I love to travel. It makes my soul fly, enhances my consciousness, and allows me to bask in my Sagittarian nature. When I decided that I loved to travel, I was a little kid who often traveled with my mom on long road trips in California. It has taken me until adulthood and my relocation to the southern U.S. to realize that not all travels were created equal. Case in point: Ellijay, GA.
Rather than explaining my stupid reasons for going there and why it was the worst decision that I have made in years, I must note a little something about the journey.
I agree that the journey is as important or more important than the destination. However, when the journey involves seeing a real live chain gang, dressed in black and white striped uniforms like something out of Oh Brother Where Art Thou, I begin to question this dictum
. (Yes this still exists, only 20 minutes away from a posh outlet mall where I bought a Coach purse).
Just to give you a bit of background. Ellijay is located in Northern GA, in the Appalachian Mountains (click here for sound effects). It is well know for its serene beauty, rambling river, a fertile lands. A perfect place to rent a cabin, or so I thought.
Upon arriving in Ellijay. My phone reception gives out. I do the good ol’ fashioned stop at the nearest gas station and ask for directions routine. Upon speaking to the person behind the counter and trying to match her directions to my GPS, she explains “GPS don’t work in Elllllijaaay.” My God, what have I gotten my self into?

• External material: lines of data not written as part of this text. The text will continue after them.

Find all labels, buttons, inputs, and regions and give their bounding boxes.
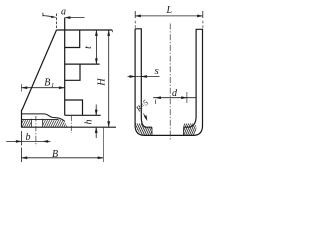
svg-text:t: t bbox=[83, 46, 94, 49]
svg-text:1: 1 bbox=[51, 82, 54, 89]
svg-text:L: L bbox=[166, 5, 173, 16]
svg-text:a: a bbox=[61, 7, 66, 18]
svg-text:h: h bbox=[84, 120, 95, 125]
svg-text:s: s bbox=[155, 65, 159, 77]
svg-text:B: B bbox=[44, 78, 50, 89]
svg-text:B: B bbox=[52, 149, 58, 160]
svg-text:b: b bbox=[26, 132, 31, 143]
svg-text:H: H bbox=[97, 78, 108, 87]
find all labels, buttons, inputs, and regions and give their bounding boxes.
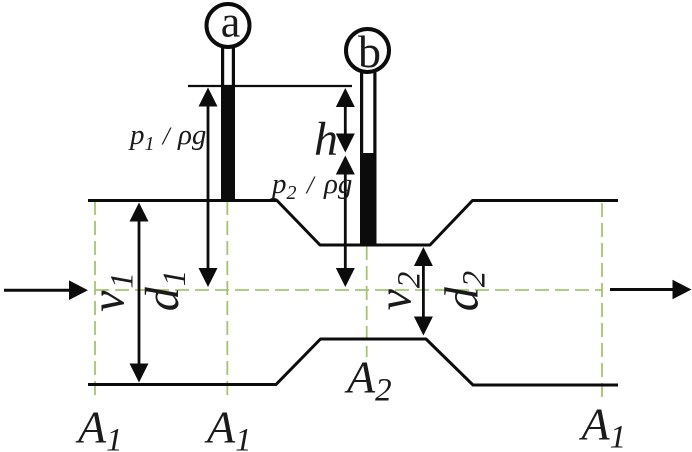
dimension arrow h (x=345.3, y 88..152.5) — [336, 88, 355, 153]
circle label b — [346, 26, 389, 77]
dashed section line A1 left (x=95) — [94, 201, 96, 400]
piezometer tube b liquid column — [360, 153, 377, 246]
piezometer tube a liquid column — [221, 85, 235, 202]
pipe top wall — [88, 201, 618, 246]
svg-text:p1 / ρg: p1 / ρg — [128, 119, 206, 155]
dimension arrow p2 (x=345.3, y 155.5..287) — [336, 156, 355, 288]
dashed section line A1 right (x=602) — [601, 203, 603, 400]
water level line — [188, 85, 352, 87]
svg-text:a: a — [221, 0, 241, 47]
pipe bottom wall — [88, 339, 618, 385]
dimension arrow d1 (x=139, y 202.5..382.5) — [130, 203, 149, 383]
svg-text:h: h — [314, 113, 338, 166]
dashed centerline (y=290) — [95, 289, 602, 291]
outlet flow arrow — [610, 280, 692, 300]
piezometer tube b walls — [362, 70, 375, 154]
dashed section line under tube b (x=366.7) — [366, 246, 368, 357]
piezometer tube a walls — [223, 45, 234, 86]
dimension arrow p1 head (x=208, y 87..287) — [199, 88, 218, 288]
circle label a — [207, 0, 250, 47]
inlet flow arrow — [4, 280, 88, 300]
svg-text:b: b — [358, 26, 381, 77]
svg-text:p2 / ρg: p2 / ρg — [270, 168, 352, 204]
dimension arrow v2/d2 (x=423.4, y 247..335.5) — [414, 247, 433, 336]
dashed section line under tube a (x=227.3) — [226, 201, 228, 400]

The cabin I rented was beautiful. Except for one thing. I am a city person. I like wildlife just like the next guy, but mainly when it is surrounded by city: central park, Piedmont Park, Santa Monica beaches, that’s my speed. So what does my dumb ass do? Decide to check out the town.
Here it is: The Piggly Wiggly and Waffle House. Strangely enough, they have a Mexican Restaurant as well. But as I learned the hard way, they don’t sell margaritas on Sundays =(
Everyone in town had just discovered Facebook. This is odd considering that it has been around for years. I guess it just hit in Appalachia. Everywhere I went I heard people talking about faaceboooook (said like I spelled it).
The Piggly Wiggly was like the Twilight Zone meets Deliverance. I was afraid that if I stayed there too long, I would leave with an accent that would make me sound like Boomhower from King Of The Hill.
Ultimately, I went to the most hopping place in town--Waffle House. I overheard women exchanging stories about being romanced by men with banjos (not kidding, its true), and another celebrating her first night out on the town since the birth of her child. She was very dressed up in a pair of pink pajamas.